Anarchism is not disorder for disorder's sake. It is a rejection of the status quo as inadequate to meet the necessities of the time. It is the outcast forever and always challenging the orthodoxies of his time. It is the outsider saying to those confidently sharing the glow of inclusion: "Not so fast. There are things your ideals do not explain. Your rhetoric doesn't match the reality of my life." Anarchism is David saying to Goliath, "Do you feel my pain? No? Then feel this rock."

The great enemies of human freedom are the ideals and ideologies that seek to blind men and women to what they see all around them. Hence, we celebrate freedom in the United States while housing more men and women in prisons than any other nation on earth. We sing songs of equality while the rich get richer, and poor, well, they're just dropped from statistical reports - did you know that unemployment numbers reflect the number of folks looking work. Those who have dropped out don't count. They are our disappeared.

Listen to Scott describe the crayons politicians and mainstream journalists use to color over the rough edges of life: "The natural impulse to create a cohesive narrative to account for our own actions and lives, even when those lives and actions defy any coherent account, casts a retrospective order on acts that may have been radically contingent." In other words, we create the order we need by choosing to see what we report. The anarchist's voice is the demand of the powerless to be heeded. The anarchists "willingness to break the law [is] not so much a desire to sow chaos as a compulsion to instate a more just legal order," Scott writes. The anarchist is a shriek in a convent, protesting that solitary devotion to the holy comes at a profane cost.

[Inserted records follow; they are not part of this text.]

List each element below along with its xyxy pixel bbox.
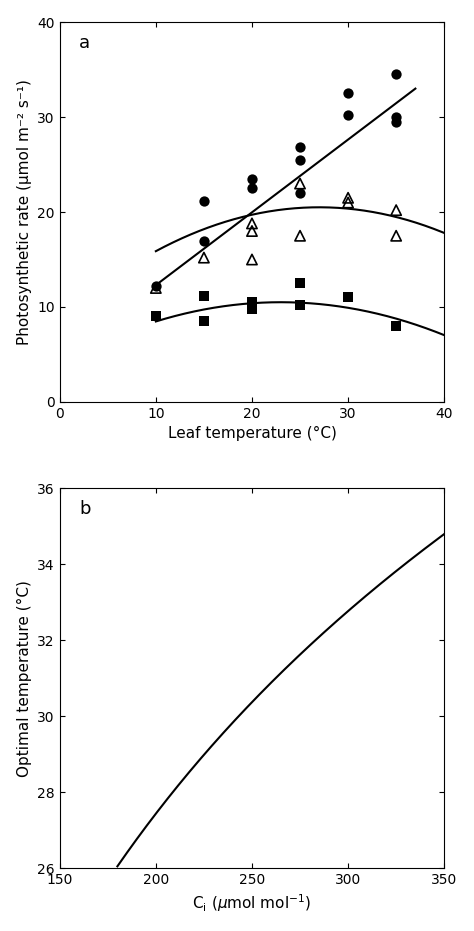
Point (344, 108, 352, 123)
Point (200, 288, 208, 303)
Point (152, 278, 160, 293)
Point (296, 298, 304, 313)
Point (296, 228, 304, 243)
Point (392, 115, 400, 129)
Point (248, 295, 256, 310)
Point (200, 314, 208, 329)
Text: b: b (79, 500, 91, 518)
Point (200, 233, 208, 248)
Point (152, 309, 160, 324)
Point (392, 110, 400, 125)
Point (344, 86, 352, 101)
Point (296, 153, 304, 168)
Point (296, 140, 304, 155)
Point (248, 216, 256, 231)
X-axis label: C$_\mathregular{i}$ ($\mu$mol mol$^{-1}$): C$_\mathregular{i}$ ($\mu$mol mol$^{-1}$… (192, 893, 311, 914)
Point (248, 302, 256, 317)
Point (200, 194, 208, 209)
Point (248, 171, 256, 186)
Point (248, 223, 256, 238)
Point (392, 228, 400, 243)
Point (200, 250, 208, 265)
Point (296, 185, 304, 200)
Point (296, 176, 304, 191)
Point (248, 252, 256, 267)
Point (392, 67, 400, 82)
Point (392, 203, 400, 218)
Point (152, 280, 160, 295)
Y-axis label: Optimal temperature (°C): Optimal temperature (°C) (17, 580, 32, 776)
Point (344, 196, 352, 210)
Point (296, 276, 304, 290)
Y-axis label: Photosynthetic rate (μmol m⁻² s⁻¹): Photosynthetic rate (μmol m⁻² s⁻¹) (17, 79, 32, 345)
Point (344, 190, 352, 205)
Text: a: a (79, 34, 90, 51)
Point (248, 181, 256, 196)
Point (344, 290, 352, 305)
Point (392, 318, 400, 333)
X-axis label: Leaf temperature (°C): Leaf temperature (°C) (167, 426, 337, 441)
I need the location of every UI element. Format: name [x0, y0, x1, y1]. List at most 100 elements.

Tired of the meaningless charade of Barack O'Bush and John Boehner, two squawk boxes pissing passed one another on the nightly news? "The brutal fact of routine, institutionalized liberal democratic politics is that the interests of the poor are largely ignored until and unless a sudden and dire crisis catapults the poor into the streets." The insiders see no reason to change the rule of the game so long as it works for them. It is only when the outsiders force issues that real change occurs. Decades of "trickle down" economics has yielded only huge deficits, plutocrats and corporations too big to fail. Take a drive through the Midwest sometime and see what's left of the middle class.

Scott's been a student of the dispossessed around the world for a scholarly lifetime, studying peasant resistance in Southeast Asia. The point of this little book is that anarchism has a role not just in what we used to call the Third World. The simple art of lifelong resistance to structures that do not work - "[q}uiet, unassuming, quotidian insubordination" - is becoming a necessary way of life in this the best of all possible worlds. You can bring a colossus to its knees by acts of "silent, dogged resistance, withdrawal and [the] truculence of ordinary people." This ordinary revolt can be more effective than revolutionary violence, he writes.

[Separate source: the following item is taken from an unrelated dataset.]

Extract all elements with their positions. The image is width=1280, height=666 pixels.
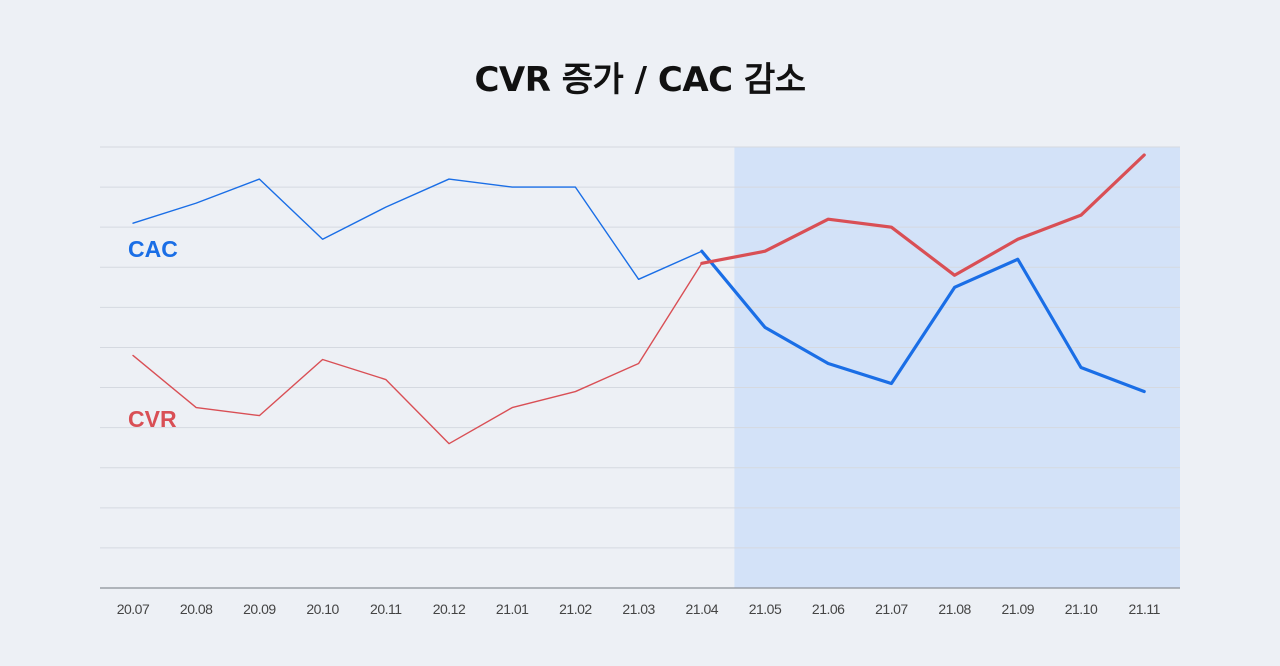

Is Edward Snowden a traitor? Perhaps to the ruling class. To many others he represents something else. He understood the rules of the game the state now plays in the name of security. But security for whom, and at what costs? Snowden stepped outside the restraint of the law to demonstrate a larger truth - the contempt of big government and big corporations for ordinary people. Did you see the angry mug of the NSA's General Keith Alexander boasting how the surveillance state had saved us from so many terrorists attacks? He looked like a hungover J. Edgar Hoover grousing about all the communists who are infiltrating our schools, the government, the movies, and, well ... the very space beneath our beds.

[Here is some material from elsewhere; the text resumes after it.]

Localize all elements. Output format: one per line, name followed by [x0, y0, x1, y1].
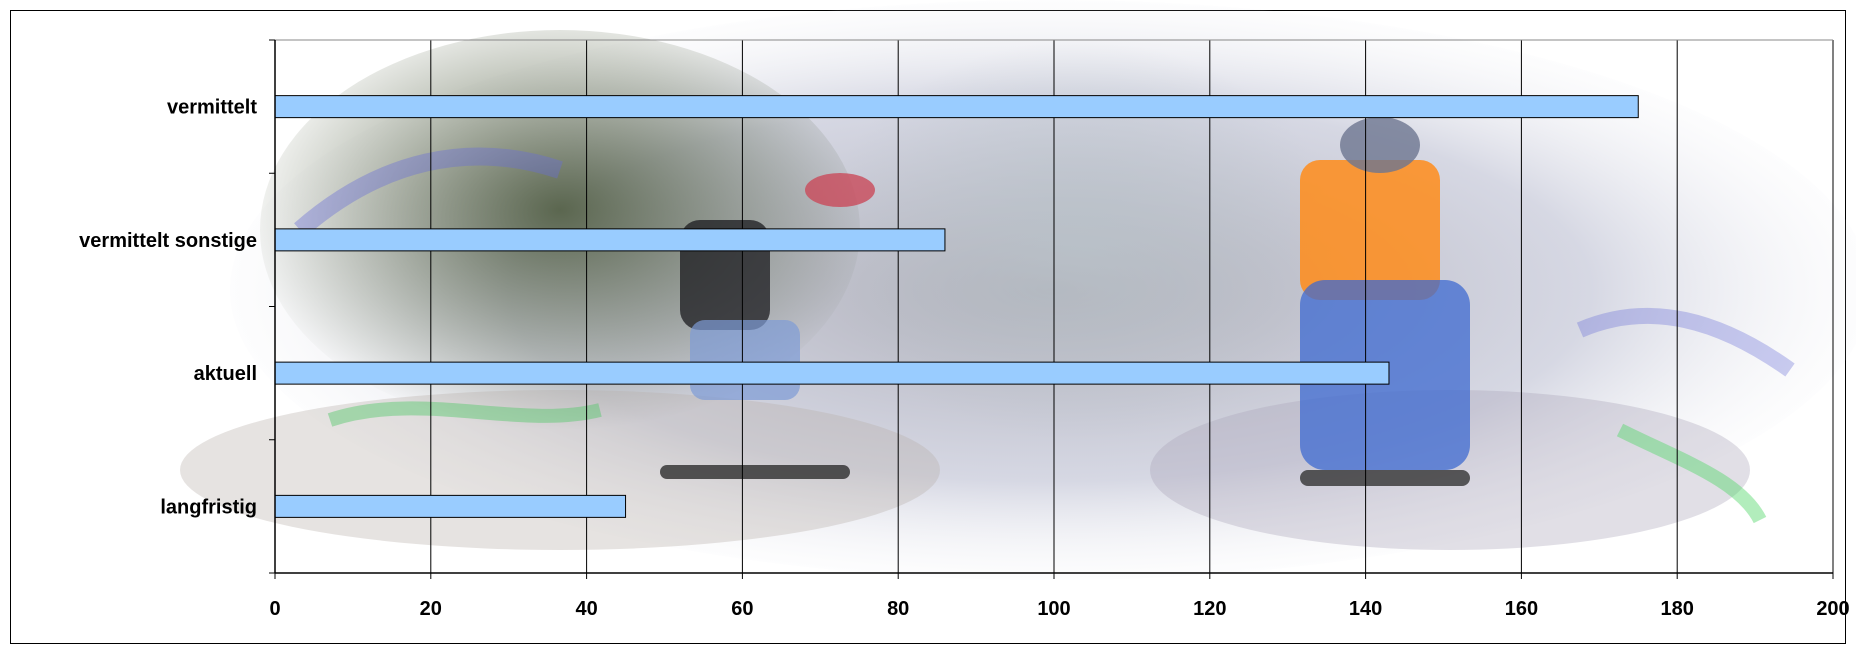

Scott's simple little book does much to rehabilitate anarchism. Forever and always there will be conflict between the individual and group. Watch any pack of animals and you'll see order break down from time to time, the outlier either brought to heel, or driven away. The human kind is no different; we're just more creative, and destructive, in how we go about satisfying the imperatives of survival. There will always be simmering discontent: Civilization is a work in progress. Anarchism is no more than the means by which ordinary force those in power to heed the voice of even the least advantaged. God save anarchism.